Navdeep Aggarwal1 and Mohit Gupta2

Department of Business Management, Punjab Agricultural University, Ludhiana - 141004, Punjab, India
1E-mail: navdeepaggarwal@yahoo.com, 2E-mail:  profmohit@hotmail.com

Abstract

While efficiency of index options market in the USA and Europe has attracted the attention of researchers for a long time, smaller and relatively new markets like India continue to lack systematic research. This paper examines the efficiency of the index options market using daily closing on Nifty 50 index options for the period of January 1, 2006 to March 31, 2009. We used three arbitrage pricing relationships, namely, call and put spreads, box spreads and call and put convexities or butterfly spreads to carry out the tests. These spreads allowed to examine the internal efficiency of the Indian options market regardless of its efficiency relative to the cash market for the stocks constituting Nifty 50 index.
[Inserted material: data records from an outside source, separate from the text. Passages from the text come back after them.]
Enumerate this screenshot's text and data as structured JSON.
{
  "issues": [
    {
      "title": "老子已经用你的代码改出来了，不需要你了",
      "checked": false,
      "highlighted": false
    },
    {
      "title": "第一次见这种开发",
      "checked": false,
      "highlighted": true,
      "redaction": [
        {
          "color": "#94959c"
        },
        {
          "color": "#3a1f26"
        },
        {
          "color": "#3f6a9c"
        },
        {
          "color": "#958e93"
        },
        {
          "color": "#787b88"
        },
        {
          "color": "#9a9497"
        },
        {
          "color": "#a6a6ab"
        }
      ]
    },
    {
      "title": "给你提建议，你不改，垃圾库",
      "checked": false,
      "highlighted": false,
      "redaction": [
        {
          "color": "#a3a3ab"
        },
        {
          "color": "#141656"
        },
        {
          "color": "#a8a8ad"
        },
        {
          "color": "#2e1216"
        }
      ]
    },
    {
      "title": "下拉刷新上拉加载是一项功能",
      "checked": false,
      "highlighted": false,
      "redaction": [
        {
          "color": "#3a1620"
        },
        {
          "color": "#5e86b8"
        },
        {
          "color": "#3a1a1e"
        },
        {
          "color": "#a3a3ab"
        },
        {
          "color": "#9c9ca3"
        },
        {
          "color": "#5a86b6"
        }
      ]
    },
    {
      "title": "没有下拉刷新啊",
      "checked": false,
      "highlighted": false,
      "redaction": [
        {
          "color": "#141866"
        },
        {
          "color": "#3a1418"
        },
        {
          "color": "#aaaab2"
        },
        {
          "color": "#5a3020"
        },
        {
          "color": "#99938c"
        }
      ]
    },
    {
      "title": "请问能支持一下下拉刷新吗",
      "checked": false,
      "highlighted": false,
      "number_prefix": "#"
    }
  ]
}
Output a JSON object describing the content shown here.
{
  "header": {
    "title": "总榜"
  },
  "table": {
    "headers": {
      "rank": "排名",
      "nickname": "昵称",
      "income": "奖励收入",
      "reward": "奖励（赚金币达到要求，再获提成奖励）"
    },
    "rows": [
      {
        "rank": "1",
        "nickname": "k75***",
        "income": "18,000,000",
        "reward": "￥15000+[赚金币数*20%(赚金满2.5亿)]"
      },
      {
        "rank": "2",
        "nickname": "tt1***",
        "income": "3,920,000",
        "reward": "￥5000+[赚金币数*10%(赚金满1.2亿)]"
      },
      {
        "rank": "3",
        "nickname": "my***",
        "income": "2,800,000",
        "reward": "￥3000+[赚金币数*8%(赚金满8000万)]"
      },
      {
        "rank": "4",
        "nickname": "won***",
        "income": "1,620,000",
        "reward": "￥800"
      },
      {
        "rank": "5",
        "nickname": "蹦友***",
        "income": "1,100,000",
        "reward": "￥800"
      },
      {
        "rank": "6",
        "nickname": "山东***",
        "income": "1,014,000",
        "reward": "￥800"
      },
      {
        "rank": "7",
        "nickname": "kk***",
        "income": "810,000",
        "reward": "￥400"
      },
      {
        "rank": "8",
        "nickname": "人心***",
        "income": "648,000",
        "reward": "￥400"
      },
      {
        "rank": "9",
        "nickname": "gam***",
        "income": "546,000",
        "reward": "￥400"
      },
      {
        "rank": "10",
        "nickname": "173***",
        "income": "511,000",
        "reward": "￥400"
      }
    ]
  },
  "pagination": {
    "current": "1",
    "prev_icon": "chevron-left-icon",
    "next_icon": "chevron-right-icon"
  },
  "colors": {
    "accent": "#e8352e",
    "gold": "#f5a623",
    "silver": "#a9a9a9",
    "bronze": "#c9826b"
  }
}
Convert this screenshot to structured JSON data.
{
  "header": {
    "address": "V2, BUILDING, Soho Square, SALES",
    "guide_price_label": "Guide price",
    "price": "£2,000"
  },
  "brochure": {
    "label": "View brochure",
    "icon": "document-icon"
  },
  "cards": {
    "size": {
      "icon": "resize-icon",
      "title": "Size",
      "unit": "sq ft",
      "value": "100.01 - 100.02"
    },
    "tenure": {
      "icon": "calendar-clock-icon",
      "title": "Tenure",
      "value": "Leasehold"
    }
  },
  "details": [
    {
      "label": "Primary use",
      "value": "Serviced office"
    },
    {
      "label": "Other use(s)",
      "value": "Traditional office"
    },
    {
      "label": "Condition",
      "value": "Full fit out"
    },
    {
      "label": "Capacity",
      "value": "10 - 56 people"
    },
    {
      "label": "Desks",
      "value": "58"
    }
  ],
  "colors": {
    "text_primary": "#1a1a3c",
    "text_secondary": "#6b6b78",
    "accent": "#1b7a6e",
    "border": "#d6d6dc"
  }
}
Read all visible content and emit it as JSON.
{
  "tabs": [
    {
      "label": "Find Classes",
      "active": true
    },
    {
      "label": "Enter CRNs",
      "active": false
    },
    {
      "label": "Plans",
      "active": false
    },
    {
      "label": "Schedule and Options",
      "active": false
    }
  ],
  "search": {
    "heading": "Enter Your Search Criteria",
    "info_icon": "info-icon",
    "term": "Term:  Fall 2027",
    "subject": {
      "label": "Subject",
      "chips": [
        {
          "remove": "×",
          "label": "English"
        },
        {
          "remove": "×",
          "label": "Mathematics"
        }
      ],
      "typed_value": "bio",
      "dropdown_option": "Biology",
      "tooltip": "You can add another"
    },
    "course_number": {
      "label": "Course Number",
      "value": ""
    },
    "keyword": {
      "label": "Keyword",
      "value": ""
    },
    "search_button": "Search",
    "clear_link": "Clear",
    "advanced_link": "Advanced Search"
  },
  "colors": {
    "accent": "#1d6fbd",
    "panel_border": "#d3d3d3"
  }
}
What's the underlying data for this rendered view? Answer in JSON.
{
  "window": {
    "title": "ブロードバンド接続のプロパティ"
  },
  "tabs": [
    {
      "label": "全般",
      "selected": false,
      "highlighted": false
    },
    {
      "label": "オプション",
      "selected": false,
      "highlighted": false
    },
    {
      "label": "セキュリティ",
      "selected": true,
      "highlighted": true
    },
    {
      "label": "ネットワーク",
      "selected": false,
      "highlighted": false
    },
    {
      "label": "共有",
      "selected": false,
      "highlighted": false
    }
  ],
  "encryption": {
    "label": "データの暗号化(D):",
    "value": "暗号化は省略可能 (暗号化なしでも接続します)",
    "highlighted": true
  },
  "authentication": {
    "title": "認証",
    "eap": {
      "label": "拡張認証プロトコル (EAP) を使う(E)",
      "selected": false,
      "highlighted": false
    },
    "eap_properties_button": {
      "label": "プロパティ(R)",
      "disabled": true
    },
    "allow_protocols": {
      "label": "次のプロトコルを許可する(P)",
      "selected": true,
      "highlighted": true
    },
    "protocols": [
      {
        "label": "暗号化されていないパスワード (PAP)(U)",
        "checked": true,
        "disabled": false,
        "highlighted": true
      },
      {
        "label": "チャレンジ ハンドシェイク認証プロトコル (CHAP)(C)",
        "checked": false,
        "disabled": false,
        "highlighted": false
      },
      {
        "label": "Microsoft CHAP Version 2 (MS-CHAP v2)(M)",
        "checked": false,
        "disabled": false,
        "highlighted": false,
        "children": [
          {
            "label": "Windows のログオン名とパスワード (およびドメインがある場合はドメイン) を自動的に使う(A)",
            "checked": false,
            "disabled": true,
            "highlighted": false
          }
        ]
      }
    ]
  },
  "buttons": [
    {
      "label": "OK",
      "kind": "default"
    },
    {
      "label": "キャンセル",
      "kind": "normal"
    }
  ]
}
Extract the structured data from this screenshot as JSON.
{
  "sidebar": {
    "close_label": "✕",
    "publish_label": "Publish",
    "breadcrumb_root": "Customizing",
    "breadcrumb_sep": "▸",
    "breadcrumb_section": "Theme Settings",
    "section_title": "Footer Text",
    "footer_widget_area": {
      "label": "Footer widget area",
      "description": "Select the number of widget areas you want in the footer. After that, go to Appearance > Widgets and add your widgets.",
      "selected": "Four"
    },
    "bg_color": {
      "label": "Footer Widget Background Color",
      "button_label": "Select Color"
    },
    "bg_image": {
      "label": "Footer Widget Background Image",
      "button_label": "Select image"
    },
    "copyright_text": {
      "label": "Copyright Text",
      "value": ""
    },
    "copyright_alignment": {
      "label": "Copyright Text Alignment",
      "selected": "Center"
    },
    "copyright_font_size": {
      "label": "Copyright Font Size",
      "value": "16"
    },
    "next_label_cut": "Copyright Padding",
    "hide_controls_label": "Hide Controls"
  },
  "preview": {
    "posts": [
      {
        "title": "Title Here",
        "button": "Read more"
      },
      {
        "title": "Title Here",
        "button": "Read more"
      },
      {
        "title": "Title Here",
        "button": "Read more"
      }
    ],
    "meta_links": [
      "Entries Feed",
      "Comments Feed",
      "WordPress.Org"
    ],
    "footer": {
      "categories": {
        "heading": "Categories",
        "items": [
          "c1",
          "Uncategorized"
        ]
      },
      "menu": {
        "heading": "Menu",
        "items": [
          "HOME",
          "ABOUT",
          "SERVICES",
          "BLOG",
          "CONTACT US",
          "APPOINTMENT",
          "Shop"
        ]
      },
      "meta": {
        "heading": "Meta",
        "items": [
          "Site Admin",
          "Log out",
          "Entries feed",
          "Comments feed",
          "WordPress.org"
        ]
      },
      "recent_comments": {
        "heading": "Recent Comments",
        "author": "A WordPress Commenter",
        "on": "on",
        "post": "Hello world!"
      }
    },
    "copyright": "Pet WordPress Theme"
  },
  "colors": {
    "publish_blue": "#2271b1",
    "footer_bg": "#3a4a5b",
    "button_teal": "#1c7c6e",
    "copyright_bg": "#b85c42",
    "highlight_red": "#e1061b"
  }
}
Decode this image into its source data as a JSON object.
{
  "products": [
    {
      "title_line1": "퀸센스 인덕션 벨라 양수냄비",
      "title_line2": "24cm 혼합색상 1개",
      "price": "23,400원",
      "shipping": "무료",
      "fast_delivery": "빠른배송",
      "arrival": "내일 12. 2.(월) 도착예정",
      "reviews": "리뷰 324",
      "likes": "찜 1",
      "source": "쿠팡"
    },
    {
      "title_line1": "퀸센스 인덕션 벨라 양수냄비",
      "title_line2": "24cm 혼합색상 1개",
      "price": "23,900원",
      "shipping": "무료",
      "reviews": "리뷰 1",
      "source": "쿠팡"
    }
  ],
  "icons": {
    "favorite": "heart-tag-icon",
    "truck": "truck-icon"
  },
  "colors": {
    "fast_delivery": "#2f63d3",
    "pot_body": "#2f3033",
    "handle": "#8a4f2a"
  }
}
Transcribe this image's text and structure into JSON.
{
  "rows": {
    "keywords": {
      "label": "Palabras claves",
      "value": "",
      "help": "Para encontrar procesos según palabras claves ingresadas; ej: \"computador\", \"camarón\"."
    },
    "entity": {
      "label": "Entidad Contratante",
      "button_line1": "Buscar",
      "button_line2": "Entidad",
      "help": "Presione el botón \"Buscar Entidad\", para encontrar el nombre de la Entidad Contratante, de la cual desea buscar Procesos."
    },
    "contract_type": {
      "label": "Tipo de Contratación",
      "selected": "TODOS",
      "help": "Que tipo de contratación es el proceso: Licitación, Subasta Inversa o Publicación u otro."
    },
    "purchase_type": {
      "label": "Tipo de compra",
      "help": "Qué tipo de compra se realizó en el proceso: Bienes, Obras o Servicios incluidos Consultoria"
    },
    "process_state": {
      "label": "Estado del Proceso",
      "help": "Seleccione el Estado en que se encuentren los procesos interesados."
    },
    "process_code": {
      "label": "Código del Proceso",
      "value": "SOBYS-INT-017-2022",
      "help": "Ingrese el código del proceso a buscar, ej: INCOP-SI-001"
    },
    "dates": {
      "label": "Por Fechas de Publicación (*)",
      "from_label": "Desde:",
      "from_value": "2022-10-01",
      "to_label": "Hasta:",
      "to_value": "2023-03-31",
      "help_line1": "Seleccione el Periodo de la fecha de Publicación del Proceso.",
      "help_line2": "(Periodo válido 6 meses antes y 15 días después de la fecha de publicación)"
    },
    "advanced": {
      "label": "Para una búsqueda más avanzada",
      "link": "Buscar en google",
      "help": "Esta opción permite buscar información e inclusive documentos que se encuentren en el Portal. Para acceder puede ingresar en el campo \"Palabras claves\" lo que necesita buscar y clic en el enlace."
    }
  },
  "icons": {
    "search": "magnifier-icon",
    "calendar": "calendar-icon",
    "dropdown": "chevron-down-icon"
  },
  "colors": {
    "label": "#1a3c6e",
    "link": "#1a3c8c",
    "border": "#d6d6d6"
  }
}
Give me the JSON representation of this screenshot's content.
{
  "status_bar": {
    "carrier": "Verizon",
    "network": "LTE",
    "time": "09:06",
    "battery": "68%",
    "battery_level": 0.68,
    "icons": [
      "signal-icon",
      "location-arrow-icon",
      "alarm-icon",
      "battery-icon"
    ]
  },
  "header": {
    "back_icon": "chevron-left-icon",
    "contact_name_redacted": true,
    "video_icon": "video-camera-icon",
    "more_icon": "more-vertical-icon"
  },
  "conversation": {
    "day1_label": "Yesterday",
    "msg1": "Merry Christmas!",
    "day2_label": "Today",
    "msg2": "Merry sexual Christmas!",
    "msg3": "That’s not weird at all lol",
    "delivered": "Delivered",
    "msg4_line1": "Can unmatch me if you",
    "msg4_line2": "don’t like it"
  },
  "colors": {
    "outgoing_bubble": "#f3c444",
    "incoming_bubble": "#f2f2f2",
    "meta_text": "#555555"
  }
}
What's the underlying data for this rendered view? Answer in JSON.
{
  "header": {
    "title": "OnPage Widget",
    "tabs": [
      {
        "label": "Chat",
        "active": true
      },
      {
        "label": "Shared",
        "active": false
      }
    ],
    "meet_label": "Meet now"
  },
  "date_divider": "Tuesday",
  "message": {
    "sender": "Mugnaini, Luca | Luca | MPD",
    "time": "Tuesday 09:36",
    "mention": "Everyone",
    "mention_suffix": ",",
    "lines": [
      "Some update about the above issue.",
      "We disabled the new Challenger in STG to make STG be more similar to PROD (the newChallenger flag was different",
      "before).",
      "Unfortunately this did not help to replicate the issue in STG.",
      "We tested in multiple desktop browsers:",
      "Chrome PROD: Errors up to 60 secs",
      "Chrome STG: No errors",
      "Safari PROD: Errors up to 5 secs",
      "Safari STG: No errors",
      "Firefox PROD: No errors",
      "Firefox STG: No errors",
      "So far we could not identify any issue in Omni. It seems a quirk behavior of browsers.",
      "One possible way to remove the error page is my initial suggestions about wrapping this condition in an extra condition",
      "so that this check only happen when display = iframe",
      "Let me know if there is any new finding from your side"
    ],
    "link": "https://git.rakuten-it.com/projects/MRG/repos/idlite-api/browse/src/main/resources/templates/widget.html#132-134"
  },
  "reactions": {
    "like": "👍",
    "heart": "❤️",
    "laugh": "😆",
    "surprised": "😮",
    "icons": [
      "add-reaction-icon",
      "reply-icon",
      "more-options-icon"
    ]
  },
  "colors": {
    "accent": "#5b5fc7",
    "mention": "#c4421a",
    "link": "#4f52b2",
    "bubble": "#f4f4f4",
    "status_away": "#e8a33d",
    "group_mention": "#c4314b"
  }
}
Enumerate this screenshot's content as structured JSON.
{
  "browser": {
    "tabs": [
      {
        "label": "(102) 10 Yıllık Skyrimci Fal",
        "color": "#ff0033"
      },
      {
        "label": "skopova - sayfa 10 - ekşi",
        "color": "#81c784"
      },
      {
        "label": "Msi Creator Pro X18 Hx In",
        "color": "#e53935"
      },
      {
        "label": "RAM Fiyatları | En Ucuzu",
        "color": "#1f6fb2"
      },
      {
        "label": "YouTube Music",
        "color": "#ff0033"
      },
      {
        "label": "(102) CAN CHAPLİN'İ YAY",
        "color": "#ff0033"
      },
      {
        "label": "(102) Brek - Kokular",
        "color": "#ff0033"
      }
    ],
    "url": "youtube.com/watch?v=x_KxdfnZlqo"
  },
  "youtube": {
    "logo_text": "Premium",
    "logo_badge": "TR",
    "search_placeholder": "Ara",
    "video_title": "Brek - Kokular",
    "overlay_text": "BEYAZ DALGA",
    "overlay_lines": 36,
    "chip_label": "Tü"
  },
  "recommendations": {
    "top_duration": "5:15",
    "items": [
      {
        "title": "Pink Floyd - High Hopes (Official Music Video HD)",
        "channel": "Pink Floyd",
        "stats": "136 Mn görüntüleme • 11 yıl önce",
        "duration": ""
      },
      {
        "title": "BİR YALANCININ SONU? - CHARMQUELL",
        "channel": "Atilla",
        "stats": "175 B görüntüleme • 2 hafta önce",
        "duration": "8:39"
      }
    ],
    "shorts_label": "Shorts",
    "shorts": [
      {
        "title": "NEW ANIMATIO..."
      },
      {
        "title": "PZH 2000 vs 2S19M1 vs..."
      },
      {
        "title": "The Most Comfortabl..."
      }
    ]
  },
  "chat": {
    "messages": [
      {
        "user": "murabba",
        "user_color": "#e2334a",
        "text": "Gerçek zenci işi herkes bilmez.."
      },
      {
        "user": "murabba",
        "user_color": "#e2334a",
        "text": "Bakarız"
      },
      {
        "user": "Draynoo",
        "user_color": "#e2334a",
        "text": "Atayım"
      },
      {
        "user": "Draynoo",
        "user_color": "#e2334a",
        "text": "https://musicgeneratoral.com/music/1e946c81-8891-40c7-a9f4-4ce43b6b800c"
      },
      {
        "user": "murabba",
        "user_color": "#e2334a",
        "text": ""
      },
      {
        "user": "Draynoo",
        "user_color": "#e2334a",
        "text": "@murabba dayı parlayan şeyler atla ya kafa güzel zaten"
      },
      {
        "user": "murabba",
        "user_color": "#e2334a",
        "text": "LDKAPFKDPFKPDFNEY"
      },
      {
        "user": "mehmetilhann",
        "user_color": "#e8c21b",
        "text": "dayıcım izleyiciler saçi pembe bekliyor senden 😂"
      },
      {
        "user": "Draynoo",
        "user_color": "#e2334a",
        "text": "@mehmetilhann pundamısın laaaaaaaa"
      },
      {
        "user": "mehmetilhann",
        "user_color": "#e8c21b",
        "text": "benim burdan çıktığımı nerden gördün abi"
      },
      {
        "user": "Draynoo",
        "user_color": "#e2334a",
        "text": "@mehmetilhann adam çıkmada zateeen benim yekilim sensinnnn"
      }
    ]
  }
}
Various transaction costs (bid-ask spread, brokerage, taxes etc.) were also incorporated into tests. Despite incorporating transaction costs, frequent and large violations of the box spread relationship in particular were found. However, at the same time, there were fewer violations of call and put spreads and convexity, though they are less demanding tests of pricing efficiency than the box spread. As these findings are similar to those developed and large markets, the efficiency in Indian index options market can be taken to be comparable to that of old developed markets. Market frictions had a significant effect on arbitrageurs’ abilities to take advantage of violations of no-arbitrage pricing relationships. However, the size of profit potential for low cost intuitional traders might be quite large.